Se establece que “el hombre y la mujer tienen derecho a casarse y a fundar una familia”.
 
Si los legisladores hubiera querido decir que el matrimonio es también para hombres “gays” o mujeres lesbianas habría escrito: las personas tienen derecho a casarse y a fundar una familia.
 
Pero no es así. Específicamente quisieron preservar la institución natural del matrimonio.
 
También han dicho que el Convenio Europeo de Derechos Humanos consagra “el concepto tradicional del matrimonio, a saber, la unión de un hombre y de una mujer” y que no impone a los gobiernos la “obligación de abrir el matrimonio a las personas de mismo sexo”.
 

En cuanto al principio de no discriminación, el Tribunal de Estrasburgo también afirma que no hay tal discriminación y dice que “los Estados son libres de reservar el matrimonio únicamente a parejas heterosexuales”.

La reciente sentencia viene a enfriar y templar la propaganda incesante de los grupos LGBT que artificiosamente intentan parecer la aprobación del matrimonio homosexual como un “avance” imparable al que solo se resisten, movidos por “homofobia” (palabra inventada para denominar arbitrariamente a cualquiera que no favorezca la homosexualidad), un puñado de países.
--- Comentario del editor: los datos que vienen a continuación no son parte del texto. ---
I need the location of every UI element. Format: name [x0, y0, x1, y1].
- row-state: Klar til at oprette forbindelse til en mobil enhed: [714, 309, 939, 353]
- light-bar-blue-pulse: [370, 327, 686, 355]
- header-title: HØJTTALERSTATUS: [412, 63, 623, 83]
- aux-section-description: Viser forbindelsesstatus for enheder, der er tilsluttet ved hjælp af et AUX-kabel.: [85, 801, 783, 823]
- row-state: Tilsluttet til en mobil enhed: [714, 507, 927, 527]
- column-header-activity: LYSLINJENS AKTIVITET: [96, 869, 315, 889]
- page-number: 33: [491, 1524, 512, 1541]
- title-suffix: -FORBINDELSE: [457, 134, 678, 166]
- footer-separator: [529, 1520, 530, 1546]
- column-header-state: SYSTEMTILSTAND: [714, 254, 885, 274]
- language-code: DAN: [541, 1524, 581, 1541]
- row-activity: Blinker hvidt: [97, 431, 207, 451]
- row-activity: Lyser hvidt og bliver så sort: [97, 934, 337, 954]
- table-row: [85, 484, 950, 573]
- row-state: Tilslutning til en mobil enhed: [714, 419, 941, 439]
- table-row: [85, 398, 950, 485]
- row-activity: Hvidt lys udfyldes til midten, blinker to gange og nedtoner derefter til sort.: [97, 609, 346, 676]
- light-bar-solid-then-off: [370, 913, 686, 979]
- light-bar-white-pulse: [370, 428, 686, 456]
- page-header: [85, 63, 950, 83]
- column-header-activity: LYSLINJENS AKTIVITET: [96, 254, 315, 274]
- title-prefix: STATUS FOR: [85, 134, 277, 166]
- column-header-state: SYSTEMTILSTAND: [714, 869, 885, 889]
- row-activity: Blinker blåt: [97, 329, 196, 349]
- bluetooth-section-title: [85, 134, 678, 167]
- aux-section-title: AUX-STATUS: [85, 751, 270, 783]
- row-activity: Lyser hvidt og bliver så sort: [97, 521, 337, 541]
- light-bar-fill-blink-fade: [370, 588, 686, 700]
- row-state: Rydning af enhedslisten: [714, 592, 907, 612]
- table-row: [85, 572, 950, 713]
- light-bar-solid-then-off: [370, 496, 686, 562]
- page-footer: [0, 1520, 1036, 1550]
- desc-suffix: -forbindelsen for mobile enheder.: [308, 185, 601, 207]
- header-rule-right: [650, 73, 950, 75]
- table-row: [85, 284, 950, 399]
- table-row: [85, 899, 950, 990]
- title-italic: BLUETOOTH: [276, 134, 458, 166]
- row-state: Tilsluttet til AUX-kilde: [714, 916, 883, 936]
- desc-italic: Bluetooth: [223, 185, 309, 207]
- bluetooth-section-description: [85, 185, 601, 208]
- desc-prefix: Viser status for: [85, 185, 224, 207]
La realidad es que solo 17 de los 193 países miembros de la ONU tiene esta institución.

 
La opinión unánime de 47 jueces de 47 diferentes países del Consejo de Europa deja claro que hay un grave error por parte del Presidente Enrique Peña Nieto y de la Suprema Corte de Justicia de la Nación (SCJN), en su interpretación del significado de lo que es discriminar, aspecto en el que se sustentan para promover el mal llamado “matrimonio” homosexual.
 
Con “su” interpretación, el Presidente y la SCJN violentan la realidad, corrompen el lenguaje y destruyen el sentido común. La institución natural del matrimonio no puede ser deformada artificialmente para dar gusto a los poderes internacionales que promueven su destrucción y quieren imponer arbitrariamente en México esta aberración. Aunque la Presidencia o la Suprema Corte dictaminaran y decretaran que una vaca puede volar, ésta nunca lo lograría. La realidad y naturaleza de las cosas no puede ser modificada caprichosamente por un decreto dictatorial.